A gentleman got my number as a /2 guy and called to ask for help and I happily called him and took his emails and was glad to help him. He wanted one to ride around and I wouldn't sell him one. I kind of felt like a jerk, but just feel like BMW guys are very fussy in general and then a guy that says he is not mechanically inclined is going to be very disappointed. It's very hard to find anyone locally that can or will work on these bikes.
Anyway, he kept talking about $14k "riders" and I kept saying that's a lot of money for a rider. I started to soften up and wanted to go against my better judgement and offer him one of mine. I called HIS local mechanic and discussed what the mechanic would charge to do the things the gentleman would need to make it a great rider....he would have ended up with less than $8500 after a tune up with tires and bearings/seals.
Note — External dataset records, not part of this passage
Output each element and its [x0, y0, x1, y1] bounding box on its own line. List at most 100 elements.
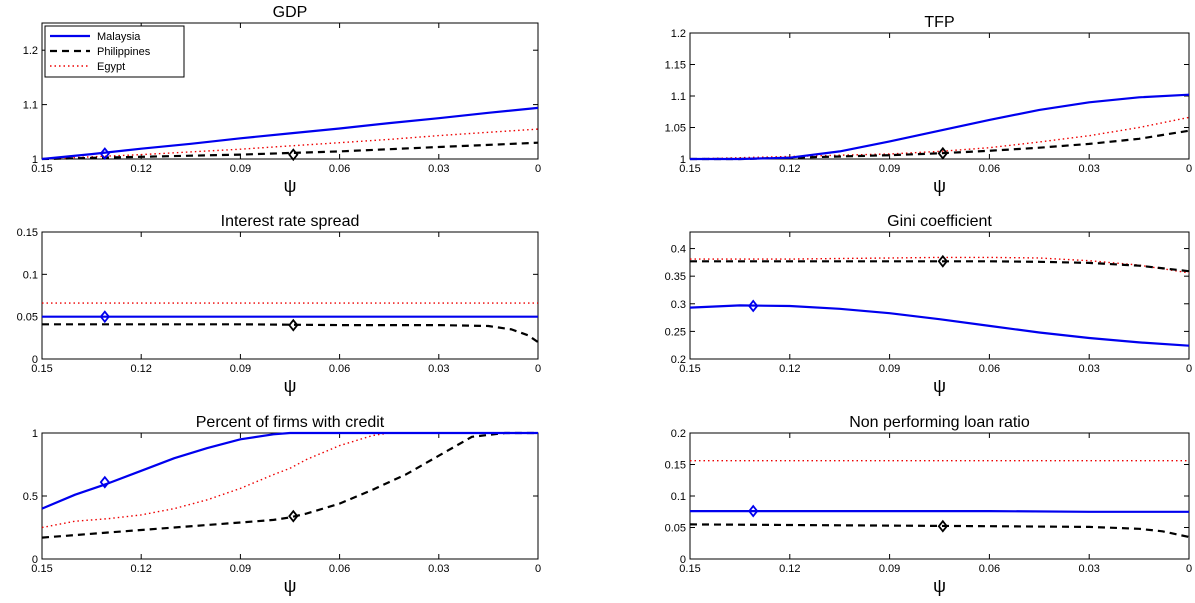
legend-label: Egypt — [97, 61, 125, 73]
series-line-malaysia — [690, 510, 1189, 513]
chart-title: TFP — [924, 14, 954, 31]
diamond-marker-malaysia — [748, 504, 759, 518]
plot-frame — [689, 231, 1190, 360]
plot-frame — [41, 22, 539, 160]
y-tick-label: 0.1 — [671, 491, 686, 503]
diamond-marker-philippines — [288, 318, 299, 332]
x-tick-label: 0.12 — [779, 163, 800, 175]
x-tick-label: 0.15 — [679, 363, 700, 375]
y-tick-label: 0.3 — [671, 299, 686, 311]
y-tick-label: 1 — [680, 154, 686, 166]
x-axis-label: ψ — [284, 176, 297, 196]
x-tick-label: 0.15 — [679, 163, 700, 175]
x-axis-label: ψ — [284, 376, 297, 396]
x-tick-label: 0.15 — [31, 563, 52, 575]
panel-2: TFP 0.15 0.12 0.09 0.06 0.03 0 1 1.05 1.1 1.15 1.2 ψ — [665, 14, 1192, 196]
y-tick-label: 0 — [680, 554, 686, 566]
y-tick-label: 1.2 — [671, 28, 686, 40]
panel-3: Interest rate spread 0.15 0.12 0.09 0.06 0.03… — [17, 213, 541, 396]
x-tick-label: 0.09 — [879, 363, 900, 375]
x-tick-label: 0.06 — [979, 363, 1000, 375]
x-tick-label: 0.09 — [879, 563, 900, 575]
series-line-malaysia — [41, 431, 538, 510]
x-tick-label: 0.06 — [979, 563, 1000, 575]
y-tick-label: 0.25 — [665, 326, 686, 338]
x-tick-label: 0.06 — [329, 363, 350, 375]
y-tick-label: 0.05 — [665, 523, 686, 535]
series-line-egypt — [41, 128, 539, 160]
x-tick-label: 0.03 — [1078, 163, 1099, 175]
legend: Malaysia Philippines Egypt — [44, 25, 185, 78]
x-tick-label: 0.06 — [979, 163, 1000, 175]
diamond-marker-malaysia — [748, 299, 759, 313]
chart-title: Gini coefficient — [887, 213, 992, 230]
x-axis-label: ψ — [284, 576, 297, 596]
x-tick-label: 0.09 — [879, 163, 900, 175]
x-tick-label: 0.06 — [329, 563, 350, 575]
series-line-malaysia — [41, 106, 539, 161]
series-line-philippines — [689, 523, 1190, 539]
x-tick-label: 0.12 — [779, 563, 800, 575]
panel-6: Non performing loan ratio 0.15 0.12 0.09 0.0… — [665, 414, 1192, 596]
x-tick-label: 0 — [535, 363, 541, 375]
x-tick-label: 0.15 — [31, 363, 52, 375]
panel-4: Gini coefficient 0.15 0.12 0.09 0.06 0.03 0 0.2… — [665, 213, 1192, 396]
series-line-malaysia — [689, 304, 1190, 347]
diamond-marker-malaysia — [99, 475, 110, 489]
series-line-philippines — [41, 431, 538, 539]
diamond-marker-philippines — [288, 509, 299, 523]
legend-label: Philippines — [97, 46, 151, 58]
chart-title: Interest rate spread — [221, 213, 360, 230]
x-axis-label: ψ — [933, 376, 946, 396]
x-tick-label: 0 — [1186, 163, 1192, 175]
diamond-marker-philippines — [288, 148, 299, 162]
x-tick-label: 0.03 — [1078, 563, 1099, 575]
series-line-philippines — [41, 141, 539, 161]
y-tick-label: 0.1 — [23, 269, 38, 281]
diamond-marker-philippines — [937, 146, 948, 160]
x-tick-label: 0.12 — [130, 563, 151, 575]
x-tick-label: 0.15 — [679, 563, 700, 575]
y-tick-label: 0.05 — [17, 312, 38, 324]
x-tick-label: 0.03 — [1078, 363, 1099, 375]
x-tick-label: 0 — [535, 163, 541, 175]
plot-frame — [41, 432, 539, 560]
y-tick-label: 0.15 — [17, 227, 38, 239]
x-tick-label: 0.06 — [329, 163, 350, 175]
panel-5: Percent of firms with credit 0.15 0.12 0.09… — [23, 414, 541, 596]
plot-frame — [41, 231, 539, 360]
y-tick-label: 0 — [32, 354, 38, 366]
x-tick-label: 0.09 — [230, 563, 251, 575]
y-tick-label: 0.2 — [671, 428, 686, 440]
chart-title: Percent of firms with credit — [196, 414, 385, 431]
diamond-marker-philippines — [937, 254, 948, 268]
x-tick-label: 0 — [535, 563, 541, 575]
series-line-philippines — [42, 323, 539, 344]
y-tick-label: 1.1 — [23, 100, 38, 112]
y-tick-label: 1.1 — [671, 91, 686, 103]
x-tick-label: 0 — [1186, 563, 1192, 575]
plot-frame — [689, 32, 1190, 160]
y-tick-label: 0 — [32, 554, 38, 566]
y-tick-label: 1.05 — [665, 123, 686, 135]
y-tick-label: 1 — [32, 428, 38, 440]
y-tick-label: 0.15 — [665, 460, 686, 472]
chart-title: Non performing loan ratio — [849, 414, 1030, 431]
x-tick-label: 0.12 — [130, 363, 151, 375]
x-axis-label: ψ — [933, 176, 946, 196]
x-tick-label: 0.12 — [779, 363, 800, 375]
y-tick-label: 0.2 — [671, 354, 686, 366]
x-tick-label: 0.03 — [428, 363, 449, 375]
x-tick-label: 0.15 — [31, 163, 52, 175]
legend-label: Malaysia — [97, 31, 141, 43]
y-tick-label: 0.35 — [665, 271, 686, 283]
x-tick-label: 0.09 — [230, 363, 251, 375]
panel-1: GDP 0.15 0.12 0.09 0.06 0.03 0 1 1.1 1.2 ψ Malaysia… — [23, 4, 541, 196]
x-tick-label: 0.03 — [428, 563, 449, 575]
diamond-marker-malaysia — [99, 147, 110, 161]
x-tick-label: 0.09 — [230, 163, 251, 175]
x-tick-label: 0.03 — [428, 163, 449, 175]
y-tick-label: 0.4 — [671, 244, 686, 256]
x-axis-label: ψ — [933, 576, 946, 596]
Sooooo...I offered it to him and he kept discussing $14k "riders". He sent pics with signs of amateur work like paint, stripes and wrong parts- not to mention the " what is a slinger" questions. So I stopped trying to protect him and let the market gobble him up in the $14-$15k range.
The moral of the story is- /2s are great bikes if you know what you're buying and will run forever if you're handy with a wrench. If you're not, you better have a mechanic or cell phone with you for the little things that pop up occasionally.
Absolutely Mate I agree! I have a 75 Norton that is in the same league, you better like spanners to own one ! lol
My sincere thanks to you all. I may have dodged a very costly bullet thanks to your sage counsel. Look @ the horror you saved me from! The restorer says it will be several weeks to a few months before he's willing to send it out into the world. Beautiful as it is, perhaps it isn't the best fit for my piss-poor level of mechanical savy. Now, if it were a computer, tablet or smartphone I'd be in velvet.
That sure is a beautiful bike Mate and I would love to have it but once in my ownership, it would never look that good again !!. I would ride the crap out of it and it would be dirty with scratches in no time. Best someone more sensible than me gets it! lol
IF I end up getting it in spite of my atrophied wrenching skills I intend to do the same. Perhaps I should look to Slash 2 Conversions instead?
Would a Slash 2 Conversion require less robust wrenching skills?